Giro di vite contro chi danneggia l’ecosistema: arrivano, infatti, quattro nuovi reati (puniti col carcere fino a 15 anni e con multe salate), ovvero inquinamento ambientale, disastro ambientale, traffico di materiale radioattivo e l’impedimento del controllo. E se per i delitti compiuti «in odor di mafia» scattano le aggravanti, le condanne diminuiscono, invece, se si aderisce al «ravvedimento operoso», impegnandosi nelle bonifiche.

L’aula di Montecitorio accende il semaforo verde sul testo unificato delle proposte di legge 342, 957 e 1814 con 386 voti a favore, 4 contrari e 45 astensioni (da Forza Italia e Lega nord), che va adesso all’esame dei senatori.
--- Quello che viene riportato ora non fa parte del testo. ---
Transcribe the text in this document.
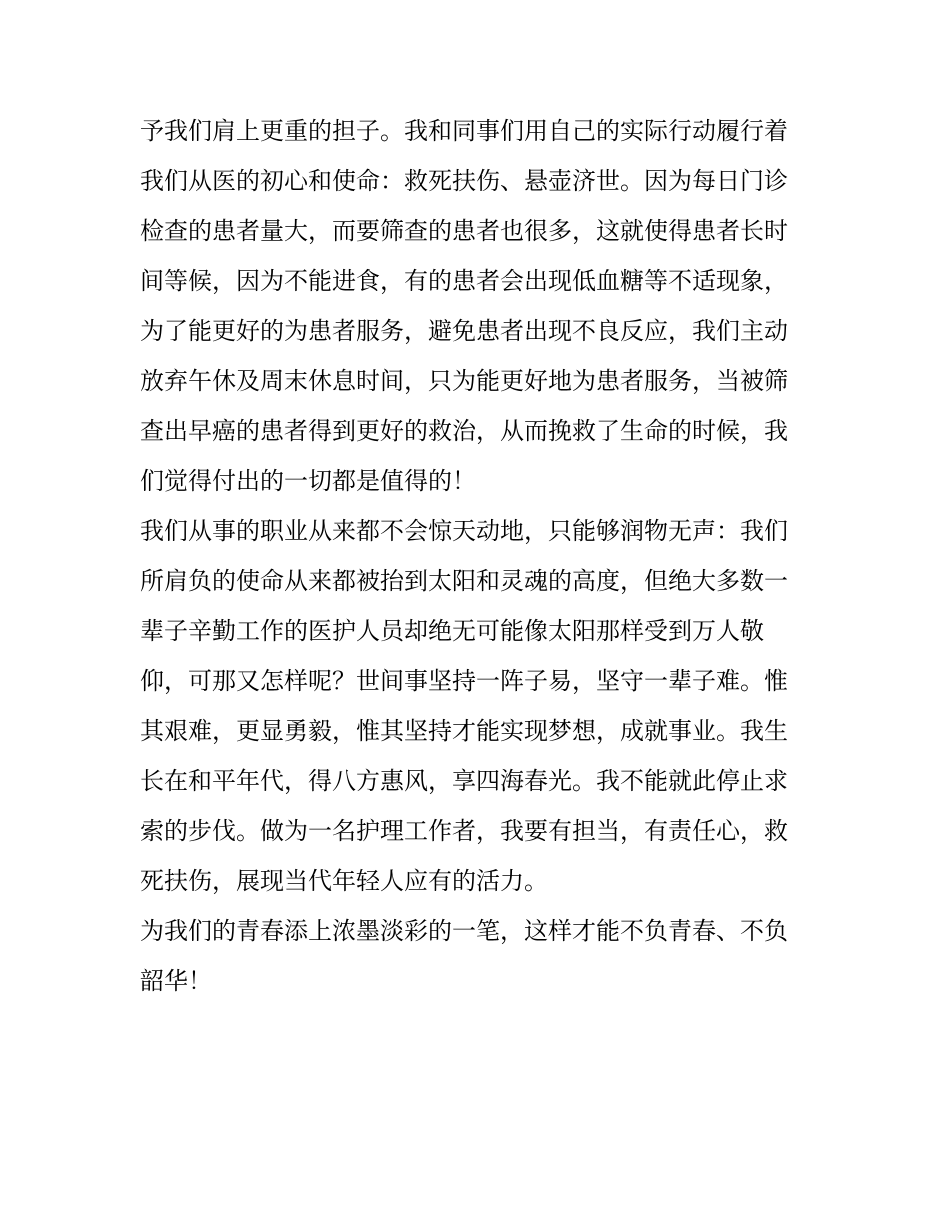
予我们肩上更重的担子。我和同事们用自己的实际行动履行着
我们从医的初心和使命：救死扶伤、悬壶济世。因为每日门诊
检查的患者量大，而要筛查的患者也很多，这就使得患者长时
间等候，因为不能进食，有的患者会出现低血糖等不适现象，
为了能更好的为患者服务，避免患者出现不良反应，我们主动
放弃午休及周末休息时间，只为能更好地为患者服务，当被筛
查出早癌的患者得到更好的救治，从而挽救了生命的时候，我
们觉得付出的一切都是值得的！
我们从事的职业从来都不会惊天动地，只能够润物无声：我们
所肩负的使命从来都被抬到太阳和灵魂的高度，但绝大多数一
辈子辛勤工作的医护人员却绝无可能像太阳那样受到万人敬
仰，可那又怎样呢？世间事坚持一阵子易，坚守一辈子难。惟
其艰难，更显勇毅，惟其坚持才能实现梦想，成就事业。我生
长在和平年代，得八方惠风，享四海春光。我不能就此停止求
索的步伐。做为一名护理工作者，我要有担当，有责任心，救
死扶伤，展现当代年轻人应有的活力。
为我们的青春添上浓墨淡彩的一笔，这样才能不负青春、不负
韶华！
Il pacchetto di norme introduce nel libro secondo del codice penale il Titolo VI-bis «dei delitti contro l’ambiente», creando nuove fattispecie di reato: per l’inquinamento ambientale si prevede la reclusione da 2 a 6 anni e la multa da 10 mila a 100 mila euro per chi compromette, o deteriora in modo rilevante la qualità del suolo e del sottosuolo, delle acque e dell’aria, dell’ecosistema e della biodiversità (anche agraria), della flora o della fauna selvatica. A seguire, chi si macchia di disastro ambientale può finire dietro le sbarre per un periodo che va da 5 a 15 anni, avendo danneggiato gravemente, o irreversibilmente l’ecosistema o, compromesso la pubblica incolumità; per entrambi i delitti, contemplati aumenti di pena, se commessi in «aree vincolate, o a danno di specie protette».

Carcere da 2 a 6 anni (e multa da 10 mila a 50 mila euro) per traffico e abbandono di materiale di alta radioattività, nonché per il detentore che lo rilascia o «se ne disfa illegittimamente», mentre l’impedimento del controllo colpisce chiunque nega, o ostacola l’accesso, o intralcia i controlli ambientali, con la detenzione da 6 mesi a 3 anni. Inasprimento delle pene (aumento da un terzo alla metà) in presenza di organizzazioni criminali, anche di semplice associazione a delinquere, e se vi è partecipazione di pubblici ufficiali o incaricati di pubblico servizio; riduzione, invece, da metà a due terzi delle sanzioni se l’imputato si ravvede, aiuta i magistrati a individuare i colpevoli, o provvede alla bonifica e al ripristino della zona. In caso di condanna, o patteggiamento è sempre ordinata la confisca dei beni «che costituiscono il prodotto o il profitto del reato e delle cose servite a commetterlo». Fra gli obiettivi del provvedimento, l’inclusione dei nuovi reati nella legge 231/2001 sulla responsabilità amministrativa delle società (si veda anche ItaliaOggi del 19/12/2013). Un «passaggio importantissimo», dichiara il guardasigilli Andrea Orlando, aggiungendo di avere «due ragioni per essere contento, come neoministro della giustizia e come ex titolare dell’ambiente».